This snippet caught my eye:
In NSW, electricity networks are undertaking capital expenditure of $17.4 billion over the 5 years to 2013/14. This represents $2,400 per person and an 80% increase on the previous 5 year period.Scaled up to Australia's population, that's over $50B - considerably more than the NBN's $35-$40B.
For me, this puts the NBN investment over ~10 years in perspective:
- It costs $1,500-$3,000 per person for any significant infrastructure nowdays.
- We currently spend about $25B/year ($1,100 per-person) on Defence, a necessary but non-productive expenditure.
- The yearly per-person tax receipts in Australia are $12-15,000, the $200 per-person to build the NBN is a small fraction of this.
- $4B/year could've been raised from taxes, but instead it's been funded by Government Bonds, which have to be repaid, assuming it meets its fiscal projections.
This puts the opposition complaints about the NBN in context:
- The NBN is intended as an investment not expenditure, so naturally lies outside the rest of the Federal Budget Balance Sheet which is solely about income and expenditure.
- Whilst it is a large investment in total, the yearly spend, especially per-person, is small, less than we spend on Pizza and fast-food.
- The NBN is an investment risk, there's no guarantee, only a reasonable expectation, it will make a profit or the company be worth anything when sold (2030? can't recall).
- If it succeeds, and on the basis of the O.T.C. paradigm "People Love to Talk" there's no reason to doubt that it won't, then Rudd/Conroy and Gillard/Conroy will be political heros for decades.
- There are different upside and downside outcomes of the NBN investment economically and politically. It will take one or two decades to know them.
- Liberal Party "dries" and economists don't like the lack of Cost-Benefit Analysis (CBA) that led to the NBN, but I find that a furphy.
- What this view fundamentally misses is that Projected Benefits are unknown, uncertain and highly variable due to external factors: things completely outside our control and, like the GFC, sudden and unfoeseen.
- That said, doing one before starting a business is informative, even prudent, but is only a small aspect of an entrepreneurial venture.
- The best business people do CBA's but aren't a slave to them.
- A perfect example from the 2008 crash is the many investment and other businesses who had brilliant Cost-Benefit studies, but failed within six months.
- 'Twiggy' Forrest's Fortescue Metals Group (FMG) is a case in point. A year ago the FMG Cost-Benefit was unimpeachable, the last week has seen the company stock suspended from the ASX whilst they procured $4B in new loans.

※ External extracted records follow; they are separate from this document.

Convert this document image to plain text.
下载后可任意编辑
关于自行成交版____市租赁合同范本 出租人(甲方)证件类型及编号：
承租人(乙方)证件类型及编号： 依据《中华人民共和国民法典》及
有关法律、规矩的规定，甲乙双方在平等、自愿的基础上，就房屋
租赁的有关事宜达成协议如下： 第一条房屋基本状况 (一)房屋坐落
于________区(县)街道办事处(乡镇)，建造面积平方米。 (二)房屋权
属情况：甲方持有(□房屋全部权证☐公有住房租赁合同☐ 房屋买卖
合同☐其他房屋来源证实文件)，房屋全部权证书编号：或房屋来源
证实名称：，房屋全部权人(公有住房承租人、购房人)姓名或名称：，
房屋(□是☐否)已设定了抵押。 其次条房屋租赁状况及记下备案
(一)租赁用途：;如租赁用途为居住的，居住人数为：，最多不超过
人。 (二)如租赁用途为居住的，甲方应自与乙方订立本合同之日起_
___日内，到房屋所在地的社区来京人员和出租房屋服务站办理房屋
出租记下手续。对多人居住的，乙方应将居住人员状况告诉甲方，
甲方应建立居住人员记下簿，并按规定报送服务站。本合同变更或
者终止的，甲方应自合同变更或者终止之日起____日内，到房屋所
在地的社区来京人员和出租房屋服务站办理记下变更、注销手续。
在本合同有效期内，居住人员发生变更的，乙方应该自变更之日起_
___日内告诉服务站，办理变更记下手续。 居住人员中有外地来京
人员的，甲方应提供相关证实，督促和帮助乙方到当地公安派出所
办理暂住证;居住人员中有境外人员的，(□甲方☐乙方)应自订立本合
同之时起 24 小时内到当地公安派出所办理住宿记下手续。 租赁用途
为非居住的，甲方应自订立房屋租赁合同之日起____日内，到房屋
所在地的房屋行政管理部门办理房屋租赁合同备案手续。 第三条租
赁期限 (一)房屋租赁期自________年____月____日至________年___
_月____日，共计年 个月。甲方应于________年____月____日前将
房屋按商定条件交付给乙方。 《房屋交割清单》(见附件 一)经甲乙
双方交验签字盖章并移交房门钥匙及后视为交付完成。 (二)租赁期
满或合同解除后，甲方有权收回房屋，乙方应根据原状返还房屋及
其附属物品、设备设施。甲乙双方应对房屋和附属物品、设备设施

- The reason the Projected Benefits weren't realised is simple: the Chinese-driven Iron Ore price collapsed.
- The Coalition face a terrible downside from a hugely successful NBN, one that will haunt them in the electorate for decades. If they were a business, good advisors would be telling the Party to put in place strategies to mitigate the downside:
- The ALP will not only be seen as "Good Economic Managers" but Great Risk Takers, inverting the normal left-wing/right-wing logic.
- Having been so strident in their opposition to the NBN what happens to the current Coalition leadership if Rudd/Conroy and Gillard/Conroy become political heros from its success? They will become toxic politically, a waste of great talent and potential.
- The ALP, rightly or wrongly, will be able to claim the high-ground of both "Real Economic Reform" and "A Vision for the Future".
Whilst the ALP has taken a risk with the NBN, the Coalition, by deciding to make it a strong point of difference and putting on record many criticisms, has taken on a much bigger downside risk.
If the Coalition gain political power, they will have to address this, either by making the NBN their own ("cheaper, sooner, more affordable") or by ensuring it barely succeeds, if at all. A tightrope I'd not like to walk.